September 10, 2015

Book 44: The Water Knife

The Water Knife
Paolo Baciagalupi

Having recently read a book whose action takes place in a waterlogged version of New York City, I decided that it was only proper that I should balance it out with The Water Knife, set in the parched deserts and lush luxury towers of future Arizona and Nevada. Paolo Baciagalupi's politicized point of view is immediately evident in the great care he takes to imagine, establish, and describe his (frighteningly) plausible vision of the (frighteningly) near future. His devotion is evident in full force from the book's first pages to its conclusion, permeating every inch of the narrative but lending the setting and situations a vivid sense of realism that few dystopias- especially those making very pointed references to current practices- manage to achieve. I am, however, inclined to give Baciagalupi the benefit of the doubt when encountering the grotesque economic inequalities, vicious interstate regionalism and xenophobia, and rampant human rights abuses that create the book's central conflicts. Nonetheless, while the thoroughness of Baciagalupi's vision is admirable and its sheer vividness rarely surpassed, it occasionally gets in the way of his storytelling. Egregious incidents include a few particularly annoying references to Cadillac Desert, with characters repeatedly referring directly to its prescience; surely Baciagalupi could have gotten his point across in a slightly subtler manner, allowing the message to speak for itself.

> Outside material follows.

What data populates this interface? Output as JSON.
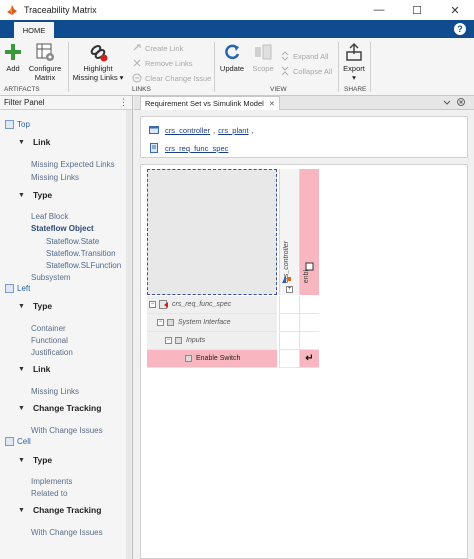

By this point in the novel, we readers get it; and most emphatically so.

Despite the author's somewhat smug reliance on overt references to our contemporary climate crisis, the rich details of the setting are alone enough to convey his environmentally conscious lessons. Certain typical, if not outright cliché, dystopian elements help ground the story, and Baciagalupi adds enough unique wrinkles to make the book continually interesting and his setting genuinely complex without being inconsistent or confusing. He is an author on a mission, using traditional setting and story elements to good effect and blending the better elements of dystopian literature and fast-paced thrillers to create a compelling narrative that perpetually drives the action forward, even in this novel of ideas. Even if he can (rightly, I think) be accused of producing heavy-handed message fiction, at least it is built on a solid narrative framework.

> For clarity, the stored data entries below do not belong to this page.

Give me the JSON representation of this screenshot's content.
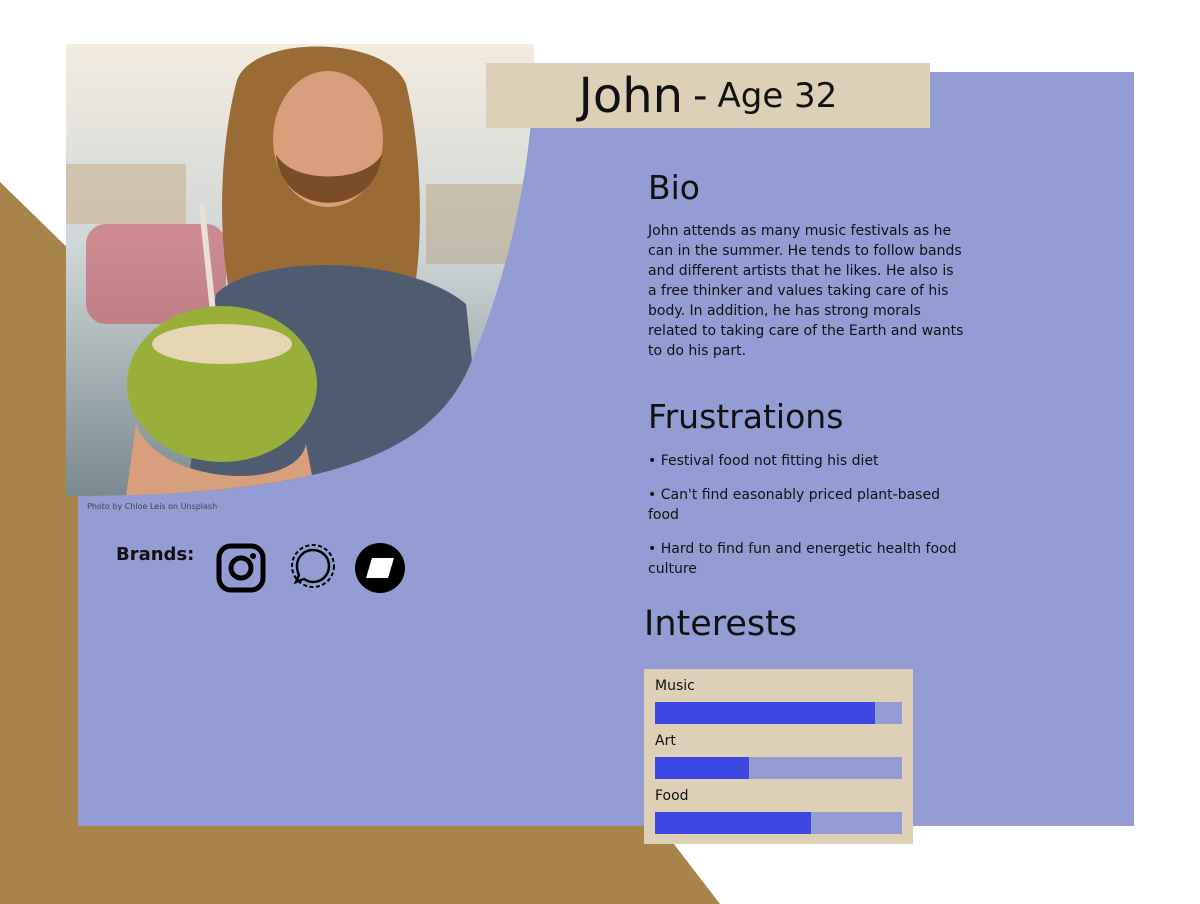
{
  "colors": {
    "gold": "#a8834a",
    "panel": "#939dd4",
    "beige": "#ddd0b6",
    "bar_fill": "#3b47e0",
    "bar_track": "#939dd4"
  },
  "persona": {
    "name": "John",
    "separator": "-",
    "age_label": "Age 32"
  },
  "photo_credit": "Photo by Chloe Leis on Unsplash",
  "bio": {
    "heading": "Bio",
    "text": "John attends as many music festivals as he can in the summer. He tends to follow bands and different artists that he likes. He also is a free thinker and values taking care of his body. In addition, he has strong morals related to taking care of the Earth and wants to do his part."
  },
  "frustrations": {
    "heading": "Frustrations",
    "items": [
      "• Festival food not fitting his diet",
      "• Can't find easonably priced plant-based food",
      "• Hard to find fun and energetic health food culture"
    ]
  },
  "brands": {
    "label": "Brands:",
    "icons": [
      "instagram-icon",
      "signal-icon",
      "squarespace-icon"
    ]
  },
  "interests": {
    "heading": "Interests",
    "items": [
      {
        "label": "Music",
        "level": 0.89
      },
      {
        "label": "Art",
        "level": 0.38
      },
      {
        "label": "Food",
        "level": 0.63
      }
    ]
  }
}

Moreover, his use of three vastly different narrative perspectives provides a complete view of the situation, from the luxurious fountains found in sprawling residential towers to the crowded communal water pumps that cannot possibly sate the poor masses' thirst. All the while, each contributes its fair share of suspense before and after the three parallel plots (inevitably) intersect. Baciagalupi seamlessly fosters great sympathy for his point-of-view characters, even those who behave somewhat amorally, and it is genuinely moving to see one character's sudden growth at the novel's climax- a moment that fosters genuine surprise without seeming somehow out of place with the preceding pages. Indeed, it is a masterful moment of meaningful character development that may sometimes be lacking in the pulpier genres.

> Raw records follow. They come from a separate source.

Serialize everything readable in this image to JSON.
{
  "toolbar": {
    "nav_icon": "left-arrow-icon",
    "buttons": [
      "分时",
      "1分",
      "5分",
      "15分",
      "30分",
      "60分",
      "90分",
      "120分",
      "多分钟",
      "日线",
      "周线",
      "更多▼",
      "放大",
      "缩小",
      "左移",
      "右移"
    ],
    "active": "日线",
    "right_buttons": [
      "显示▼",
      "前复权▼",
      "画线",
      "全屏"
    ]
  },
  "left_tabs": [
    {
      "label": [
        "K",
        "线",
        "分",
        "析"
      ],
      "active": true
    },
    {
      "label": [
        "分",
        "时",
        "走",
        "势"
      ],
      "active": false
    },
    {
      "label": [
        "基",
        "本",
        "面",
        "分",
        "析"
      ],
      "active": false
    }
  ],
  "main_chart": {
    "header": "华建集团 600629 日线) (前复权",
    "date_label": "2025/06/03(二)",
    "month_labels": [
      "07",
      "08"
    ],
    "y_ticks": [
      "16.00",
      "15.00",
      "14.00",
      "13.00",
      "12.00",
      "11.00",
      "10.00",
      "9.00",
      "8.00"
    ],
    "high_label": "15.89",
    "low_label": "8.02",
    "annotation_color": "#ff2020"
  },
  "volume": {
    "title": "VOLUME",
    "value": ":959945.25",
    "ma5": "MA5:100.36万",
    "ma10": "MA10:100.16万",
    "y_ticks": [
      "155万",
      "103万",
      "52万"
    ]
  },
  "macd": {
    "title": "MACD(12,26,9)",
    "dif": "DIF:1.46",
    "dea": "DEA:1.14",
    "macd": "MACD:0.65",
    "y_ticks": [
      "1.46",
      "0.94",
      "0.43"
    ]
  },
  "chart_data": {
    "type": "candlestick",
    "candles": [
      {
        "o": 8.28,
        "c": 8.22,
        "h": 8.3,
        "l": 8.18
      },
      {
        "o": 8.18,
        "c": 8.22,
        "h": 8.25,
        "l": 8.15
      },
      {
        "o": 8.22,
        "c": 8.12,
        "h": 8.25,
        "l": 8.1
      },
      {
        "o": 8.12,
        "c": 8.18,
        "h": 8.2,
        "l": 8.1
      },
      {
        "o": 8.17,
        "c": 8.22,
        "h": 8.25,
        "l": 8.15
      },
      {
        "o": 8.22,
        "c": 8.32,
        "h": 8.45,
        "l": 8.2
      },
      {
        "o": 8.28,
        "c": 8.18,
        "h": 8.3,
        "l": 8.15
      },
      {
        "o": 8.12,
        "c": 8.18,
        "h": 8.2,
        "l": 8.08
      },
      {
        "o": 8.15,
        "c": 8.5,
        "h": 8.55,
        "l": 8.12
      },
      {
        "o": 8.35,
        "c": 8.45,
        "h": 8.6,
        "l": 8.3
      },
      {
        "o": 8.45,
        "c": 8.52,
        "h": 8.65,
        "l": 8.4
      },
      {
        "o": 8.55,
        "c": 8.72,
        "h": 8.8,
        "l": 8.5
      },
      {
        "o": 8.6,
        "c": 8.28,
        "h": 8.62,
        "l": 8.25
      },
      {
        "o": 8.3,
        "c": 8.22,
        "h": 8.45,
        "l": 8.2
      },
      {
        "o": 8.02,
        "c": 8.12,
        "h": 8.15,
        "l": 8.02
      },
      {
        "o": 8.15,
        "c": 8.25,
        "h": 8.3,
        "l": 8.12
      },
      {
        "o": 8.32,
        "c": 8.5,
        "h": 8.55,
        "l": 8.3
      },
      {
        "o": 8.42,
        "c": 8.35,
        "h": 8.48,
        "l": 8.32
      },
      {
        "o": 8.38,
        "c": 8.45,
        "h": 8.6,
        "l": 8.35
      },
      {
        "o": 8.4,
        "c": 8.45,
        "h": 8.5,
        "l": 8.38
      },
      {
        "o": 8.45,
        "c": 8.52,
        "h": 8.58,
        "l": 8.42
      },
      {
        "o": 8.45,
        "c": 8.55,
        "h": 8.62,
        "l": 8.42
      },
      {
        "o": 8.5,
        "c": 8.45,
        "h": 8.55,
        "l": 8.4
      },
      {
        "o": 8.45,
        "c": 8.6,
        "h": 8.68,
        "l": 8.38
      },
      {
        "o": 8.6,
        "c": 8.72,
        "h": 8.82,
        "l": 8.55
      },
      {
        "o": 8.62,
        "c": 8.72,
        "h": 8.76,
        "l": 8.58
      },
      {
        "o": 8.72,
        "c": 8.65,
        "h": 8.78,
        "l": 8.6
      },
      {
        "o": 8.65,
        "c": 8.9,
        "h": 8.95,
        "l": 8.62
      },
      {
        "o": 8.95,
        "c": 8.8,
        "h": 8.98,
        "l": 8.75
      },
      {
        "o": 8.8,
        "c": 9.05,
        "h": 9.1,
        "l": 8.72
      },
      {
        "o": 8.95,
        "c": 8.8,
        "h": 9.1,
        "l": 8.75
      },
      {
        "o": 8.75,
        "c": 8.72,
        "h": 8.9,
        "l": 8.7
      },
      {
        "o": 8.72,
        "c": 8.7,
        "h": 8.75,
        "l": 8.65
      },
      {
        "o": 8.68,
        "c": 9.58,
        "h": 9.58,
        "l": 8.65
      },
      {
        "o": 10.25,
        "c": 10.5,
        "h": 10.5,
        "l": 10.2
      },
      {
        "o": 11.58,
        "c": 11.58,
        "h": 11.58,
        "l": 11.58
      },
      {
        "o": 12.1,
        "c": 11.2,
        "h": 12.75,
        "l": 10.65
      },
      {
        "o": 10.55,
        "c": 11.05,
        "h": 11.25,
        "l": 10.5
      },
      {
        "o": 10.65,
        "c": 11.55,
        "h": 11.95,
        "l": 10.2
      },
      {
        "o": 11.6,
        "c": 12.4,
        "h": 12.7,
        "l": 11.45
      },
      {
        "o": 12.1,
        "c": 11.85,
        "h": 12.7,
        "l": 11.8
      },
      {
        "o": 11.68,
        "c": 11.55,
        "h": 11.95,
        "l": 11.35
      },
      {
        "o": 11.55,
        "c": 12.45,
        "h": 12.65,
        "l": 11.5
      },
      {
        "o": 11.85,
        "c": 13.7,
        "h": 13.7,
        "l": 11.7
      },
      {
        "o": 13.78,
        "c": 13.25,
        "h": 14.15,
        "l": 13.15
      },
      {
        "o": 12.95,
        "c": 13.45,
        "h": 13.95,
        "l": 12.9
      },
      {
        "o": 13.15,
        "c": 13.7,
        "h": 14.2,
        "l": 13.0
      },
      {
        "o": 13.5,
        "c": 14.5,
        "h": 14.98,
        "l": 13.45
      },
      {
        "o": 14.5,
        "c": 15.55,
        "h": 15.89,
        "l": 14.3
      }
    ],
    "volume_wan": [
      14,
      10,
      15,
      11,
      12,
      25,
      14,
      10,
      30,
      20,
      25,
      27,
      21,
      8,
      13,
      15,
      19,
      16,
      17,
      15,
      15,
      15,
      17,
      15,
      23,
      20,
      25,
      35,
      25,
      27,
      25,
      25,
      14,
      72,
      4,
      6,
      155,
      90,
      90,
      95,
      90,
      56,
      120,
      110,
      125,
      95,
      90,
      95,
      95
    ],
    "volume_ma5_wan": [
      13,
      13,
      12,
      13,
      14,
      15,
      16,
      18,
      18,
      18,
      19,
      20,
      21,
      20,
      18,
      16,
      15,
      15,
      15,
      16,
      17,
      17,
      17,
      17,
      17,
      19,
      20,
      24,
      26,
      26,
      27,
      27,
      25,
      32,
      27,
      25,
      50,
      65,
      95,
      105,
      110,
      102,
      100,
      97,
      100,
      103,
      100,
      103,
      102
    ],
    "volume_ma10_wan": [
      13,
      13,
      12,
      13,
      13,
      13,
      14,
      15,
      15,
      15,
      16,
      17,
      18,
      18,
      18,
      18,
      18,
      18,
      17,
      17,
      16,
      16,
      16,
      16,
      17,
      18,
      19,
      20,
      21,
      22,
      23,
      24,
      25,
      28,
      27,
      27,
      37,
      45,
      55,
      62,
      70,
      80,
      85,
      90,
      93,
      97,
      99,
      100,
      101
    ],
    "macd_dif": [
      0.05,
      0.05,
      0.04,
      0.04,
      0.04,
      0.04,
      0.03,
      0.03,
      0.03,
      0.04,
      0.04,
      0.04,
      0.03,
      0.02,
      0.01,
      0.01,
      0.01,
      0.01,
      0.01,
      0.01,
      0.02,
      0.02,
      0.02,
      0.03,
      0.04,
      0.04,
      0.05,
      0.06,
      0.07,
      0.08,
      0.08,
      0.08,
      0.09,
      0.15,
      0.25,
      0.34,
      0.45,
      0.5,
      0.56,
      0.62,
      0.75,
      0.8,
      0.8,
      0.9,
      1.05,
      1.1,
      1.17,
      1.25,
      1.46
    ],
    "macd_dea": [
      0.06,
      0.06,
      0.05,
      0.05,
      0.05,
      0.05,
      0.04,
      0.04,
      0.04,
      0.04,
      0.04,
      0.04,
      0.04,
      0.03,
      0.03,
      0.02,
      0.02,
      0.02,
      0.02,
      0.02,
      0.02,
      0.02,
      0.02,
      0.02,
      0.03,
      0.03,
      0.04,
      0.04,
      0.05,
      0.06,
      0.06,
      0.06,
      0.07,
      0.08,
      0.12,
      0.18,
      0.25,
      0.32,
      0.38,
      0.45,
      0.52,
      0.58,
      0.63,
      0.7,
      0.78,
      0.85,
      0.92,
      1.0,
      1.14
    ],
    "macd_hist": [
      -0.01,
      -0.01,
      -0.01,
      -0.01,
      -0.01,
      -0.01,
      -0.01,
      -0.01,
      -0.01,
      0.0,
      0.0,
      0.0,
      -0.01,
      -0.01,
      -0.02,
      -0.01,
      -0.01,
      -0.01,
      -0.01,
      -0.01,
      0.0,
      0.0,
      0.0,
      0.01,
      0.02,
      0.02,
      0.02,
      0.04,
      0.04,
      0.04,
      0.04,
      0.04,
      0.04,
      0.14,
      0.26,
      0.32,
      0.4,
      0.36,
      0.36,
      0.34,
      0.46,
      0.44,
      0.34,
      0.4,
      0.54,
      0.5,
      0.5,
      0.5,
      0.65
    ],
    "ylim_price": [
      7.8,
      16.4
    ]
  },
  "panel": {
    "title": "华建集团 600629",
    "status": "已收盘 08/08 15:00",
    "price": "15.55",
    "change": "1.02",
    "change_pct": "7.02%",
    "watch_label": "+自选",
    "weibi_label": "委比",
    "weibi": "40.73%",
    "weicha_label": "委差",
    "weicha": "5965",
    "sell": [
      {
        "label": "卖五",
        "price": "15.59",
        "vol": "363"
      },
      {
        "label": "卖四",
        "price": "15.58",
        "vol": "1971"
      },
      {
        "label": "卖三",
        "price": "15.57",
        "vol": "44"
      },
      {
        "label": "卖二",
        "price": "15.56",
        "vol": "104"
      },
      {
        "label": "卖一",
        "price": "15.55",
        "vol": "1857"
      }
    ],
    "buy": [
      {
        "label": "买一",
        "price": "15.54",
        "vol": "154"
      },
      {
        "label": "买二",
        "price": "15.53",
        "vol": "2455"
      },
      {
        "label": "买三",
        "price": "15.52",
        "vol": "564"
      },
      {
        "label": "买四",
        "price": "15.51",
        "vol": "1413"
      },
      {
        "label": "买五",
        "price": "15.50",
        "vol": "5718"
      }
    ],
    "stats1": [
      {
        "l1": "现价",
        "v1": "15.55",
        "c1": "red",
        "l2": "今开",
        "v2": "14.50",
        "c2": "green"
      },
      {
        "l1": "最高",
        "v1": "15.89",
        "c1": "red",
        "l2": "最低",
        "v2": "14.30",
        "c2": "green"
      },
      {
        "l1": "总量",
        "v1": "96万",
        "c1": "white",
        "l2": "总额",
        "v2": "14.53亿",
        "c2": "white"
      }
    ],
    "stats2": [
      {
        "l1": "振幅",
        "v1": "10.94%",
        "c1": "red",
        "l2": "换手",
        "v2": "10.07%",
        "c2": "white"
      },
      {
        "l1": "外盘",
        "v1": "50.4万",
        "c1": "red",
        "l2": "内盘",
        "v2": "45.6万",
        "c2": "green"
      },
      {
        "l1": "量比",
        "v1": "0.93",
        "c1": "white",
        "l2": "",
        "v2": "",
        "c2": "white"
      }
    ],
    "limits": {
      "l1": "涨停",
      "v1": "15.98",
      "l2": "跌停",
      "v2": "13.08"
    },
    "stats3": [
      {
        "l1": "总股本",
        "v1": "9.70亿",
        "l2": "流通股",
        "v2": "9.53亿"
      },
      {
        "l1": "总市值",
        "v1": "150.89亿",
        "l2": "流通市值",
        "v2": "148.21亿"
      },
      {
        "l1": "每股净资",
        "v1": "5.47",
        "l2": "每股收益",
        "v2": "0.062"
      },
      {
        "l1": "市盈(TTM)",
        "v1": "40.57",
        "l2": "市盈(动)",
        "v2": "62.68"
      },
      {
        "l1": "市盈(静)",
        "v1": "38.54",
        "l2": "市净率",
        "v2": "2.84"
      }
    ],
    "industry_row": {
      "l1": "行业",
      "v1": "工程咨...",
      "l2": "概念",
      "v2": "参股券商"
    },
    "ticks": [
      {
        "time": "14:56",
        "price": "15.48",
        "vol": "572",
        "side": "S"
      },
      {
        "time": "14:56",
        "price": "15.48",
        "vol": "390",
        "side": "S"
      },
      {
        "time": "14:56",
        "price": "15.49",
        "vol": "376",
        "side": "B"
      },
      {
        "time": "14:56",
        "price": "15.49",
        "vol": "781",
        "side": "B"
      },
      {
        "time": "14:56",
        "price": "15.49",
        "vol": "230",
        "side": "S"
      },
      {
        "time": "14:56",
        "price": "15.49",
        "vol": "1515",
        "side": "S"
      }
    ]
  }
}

If, then, the dystopian and moral elements of the novel are solidly in place, how is The Water Knife as a thriller? This is the element in which I was most acutely disappointed, likely because I (correctly) predicted the location of a vital clue during its first (unlabeled, but relatively obvious) appearance and could thus track its movements amid the escalating tension. This prevented me from becoming completely emotionally invested in the narrative, but the set pieces were nonetheless well executed and enjoyable. The story is played for the highest stakes- nothing less than the destination of the Colorado River, one of the last remaining water sources for the Southwest and California- and I was sufficiently invested in the main characters to care about their fates and the region's alike. The Water Knife may alienate some readers for its over-reliance on heavy-handed political platitudes, but its vision of a rain-starved Southwest provides a compelling, and eerily plausible, setting for the well-constructed thriller laid over the exquisite framework.